I watched this film expecting it to be quite bad, so I was pleasantly surprised at its quality. The film is about Roy Erskine (Charles Kaley), by night a singer and piano player at a café, and by day a songwriter. He uses women and then discards them, using the experience of breaking their hearts as material for songs. He gets a break after vaudeville singer Joe Lundeen (Cliff Edwards) sings one of his songs in his show and invites Roy to be part of the act. This is followed by some records, and pretty soon Roy has hit the big time. Through it all Roy is loved secretly by the girl who transcribed his first hit song, Nancy Clover, who is also part of the vaudeville act. However, Roy does eventually fall hard for a woman who turns out be more than his match in the user department.

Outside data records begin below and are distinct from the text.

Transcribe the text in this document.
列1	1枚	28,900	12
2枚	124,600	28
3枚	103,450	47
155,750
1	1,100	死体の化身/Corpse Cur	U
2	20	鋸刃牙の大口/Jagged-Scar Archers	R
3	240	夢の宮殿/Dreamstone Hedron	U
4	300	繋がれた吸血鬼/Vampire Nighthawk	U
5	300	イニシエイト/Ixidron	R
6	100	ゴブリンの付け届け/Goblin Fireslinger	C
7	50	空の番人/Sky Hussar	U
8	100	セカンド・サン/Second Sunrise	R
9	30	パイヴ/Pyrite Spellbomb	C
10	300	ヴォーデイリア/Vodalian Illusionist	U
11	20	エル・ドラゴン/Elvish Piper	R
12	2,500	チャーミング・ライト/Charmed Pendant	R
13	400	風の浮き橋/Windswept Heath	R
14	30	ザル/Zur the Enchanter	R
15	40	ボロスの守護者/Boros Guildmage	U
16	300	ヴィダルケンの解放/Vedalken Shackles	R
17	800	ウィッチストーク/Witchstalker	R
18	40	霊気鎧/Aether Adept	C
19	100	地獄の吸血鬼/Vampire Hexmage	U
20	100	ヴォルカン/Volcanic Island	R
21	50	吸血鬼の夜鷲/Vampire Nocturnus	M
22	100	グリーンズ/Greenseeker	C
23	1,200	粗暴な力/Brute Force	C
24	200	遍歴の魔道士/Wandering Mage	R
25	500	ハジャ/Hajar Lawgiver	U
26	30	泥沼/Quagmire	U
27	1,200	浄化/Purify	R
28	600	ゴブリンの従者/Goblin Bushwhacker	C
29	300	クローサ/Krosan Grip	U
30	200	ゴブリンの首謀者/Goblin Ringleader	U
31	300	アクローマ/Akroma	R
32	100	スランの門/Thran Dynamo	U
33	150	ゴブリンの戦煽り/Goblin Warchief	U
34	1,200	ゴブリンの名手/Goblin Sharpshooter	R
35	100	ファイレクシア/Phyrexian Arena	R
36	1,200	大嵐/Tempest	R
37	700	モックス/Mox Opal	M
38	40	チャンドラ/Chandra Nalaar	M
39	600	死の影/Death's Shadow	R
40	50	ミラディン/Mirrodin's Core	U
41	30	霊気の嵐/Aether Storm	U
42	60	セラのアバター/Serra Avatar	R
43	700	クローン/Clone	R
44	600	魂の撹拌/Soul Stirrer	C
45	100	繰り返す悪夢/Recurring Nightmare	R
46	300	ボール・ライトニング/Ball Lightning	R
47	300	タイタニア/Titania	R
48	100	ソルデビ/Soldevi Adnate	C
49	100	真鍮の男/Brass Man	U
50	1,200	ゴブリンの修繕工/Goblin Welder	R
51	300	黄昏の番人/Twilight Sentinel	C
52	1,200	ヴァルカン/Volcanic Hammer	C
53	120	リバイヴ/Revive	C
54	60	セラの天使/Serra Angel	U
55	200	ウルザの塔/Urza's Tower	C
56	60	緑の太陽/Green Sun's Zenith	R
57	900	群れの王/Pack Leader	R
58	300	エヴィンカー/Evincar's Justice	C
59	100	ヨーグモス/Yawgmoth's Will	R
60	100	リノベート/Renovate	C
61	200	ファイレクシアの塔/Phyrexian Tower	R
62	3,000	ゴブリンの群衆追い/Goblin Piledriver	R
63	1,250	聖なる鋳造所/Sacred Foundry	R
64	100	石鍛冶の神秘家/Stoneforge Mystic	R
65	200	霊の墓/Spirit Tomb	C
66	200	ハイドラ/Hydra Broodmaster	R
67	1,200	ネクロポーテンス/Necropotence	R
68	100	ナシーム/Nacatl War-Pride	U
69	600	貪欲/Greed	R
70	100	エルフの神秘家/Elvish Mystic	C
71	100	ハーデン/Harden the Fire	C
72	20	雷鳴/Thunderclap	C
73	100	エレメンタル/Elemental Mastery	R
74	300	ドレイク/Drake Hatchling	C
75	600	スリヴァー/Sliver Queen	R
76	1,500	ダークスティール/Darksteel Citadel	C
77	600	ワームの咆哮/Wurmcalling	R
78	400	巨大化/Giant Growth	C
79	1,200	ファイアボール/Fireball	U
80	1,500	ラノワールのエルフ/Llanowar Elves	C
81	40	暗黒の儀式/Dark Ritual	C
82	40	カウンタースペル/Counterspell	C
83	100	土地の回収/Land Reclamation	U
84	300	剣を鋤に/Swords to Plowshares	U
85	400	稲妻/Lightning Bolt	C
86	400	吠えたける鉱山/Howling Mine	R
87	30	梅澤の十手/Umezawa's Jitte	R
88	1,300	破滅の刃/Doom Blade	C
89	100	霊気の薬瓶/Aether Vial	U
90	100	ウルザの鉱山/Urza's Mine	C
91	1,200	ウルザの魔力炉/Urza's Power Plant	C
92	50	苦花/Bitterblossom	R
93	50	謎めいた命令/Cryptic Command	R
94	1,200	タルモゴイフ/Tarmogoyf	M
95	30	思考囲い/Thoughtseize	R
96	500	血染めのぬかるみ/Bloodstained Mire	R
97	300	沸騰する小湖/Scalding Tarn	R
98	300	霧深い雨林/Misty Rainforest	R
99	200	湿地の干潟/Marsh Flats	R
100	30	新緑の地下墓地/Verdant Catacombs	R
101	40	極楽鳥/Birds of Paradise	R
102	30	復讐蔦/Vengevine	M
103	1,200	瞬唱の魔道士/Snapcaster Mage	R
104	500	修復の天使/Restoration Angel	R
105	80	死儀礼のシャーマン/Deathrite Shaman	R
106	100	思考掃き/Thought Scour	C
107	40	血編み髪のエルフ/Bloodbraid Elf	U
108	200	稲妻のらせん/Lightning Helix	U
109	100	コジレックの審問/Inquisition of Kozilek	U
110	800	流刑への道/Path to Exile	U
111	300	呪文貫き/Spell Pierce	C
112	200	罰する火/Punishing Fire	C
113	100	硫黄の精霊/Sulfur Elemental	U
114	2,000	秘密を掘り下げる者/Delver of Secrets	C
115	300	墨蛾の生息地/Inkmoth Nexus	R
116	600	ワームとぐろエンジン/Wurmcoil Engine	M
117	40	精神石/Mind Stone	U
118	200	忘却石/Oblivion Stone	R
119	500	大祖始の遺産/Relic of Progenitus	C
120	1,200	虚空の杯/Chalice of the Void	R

There is some good music in this one including two attractive Technicolor numbers - "Blue Daughter of Heaven" and "The Old Woman in the Shoe". "Should I", featured in "Singin in the Rain" is performed a couple of times including once by Charles Kaley. "The Japanese Sandman" is not sung in its entirety, but it's a quite catchy jazz tune as performed by Cliff Edwards. There are several other good tunes, mainly written by songwriting team Herb Nacio Brown and Arthur Freed. With good direction, a compelling plot, good music, and competent acting what went wrong? Why did this film flop at the box office?
The main problem with this film, and probably the reason that it flopped, is that the biggest star in it is Cliff Edwards (Ukelele Ike), and he is just a supporting player. William Haines was originally slated as the lead, but he thought playing such a despicable character as Roy Erskine would hurt his film career, so he declined. So, instead, MGM cast a tuneful Haines look-alike, Charles Kaley. Unfortunately, the resemblance ends there. Haines' characters could behave obnoxiously in his films and still get the audience to root for him because you felt that, beneath the facade, there was a good man just waiting to get out, and by the end of the picture that good man never failed to appear. However, in Kaley's depiction of harmonious heel Roy Erskine you feel that what you see is what you get, and never expect him to redeem himself. This was Kaley's only film at MGM. He was only in three other films, all of those at poverty row studios, and as far as I know all three of those films are lost.
If you like the early talking films and musicals, I highly recommend this one. It's been well preserved and both the video and audio are clear on the copy I've seen.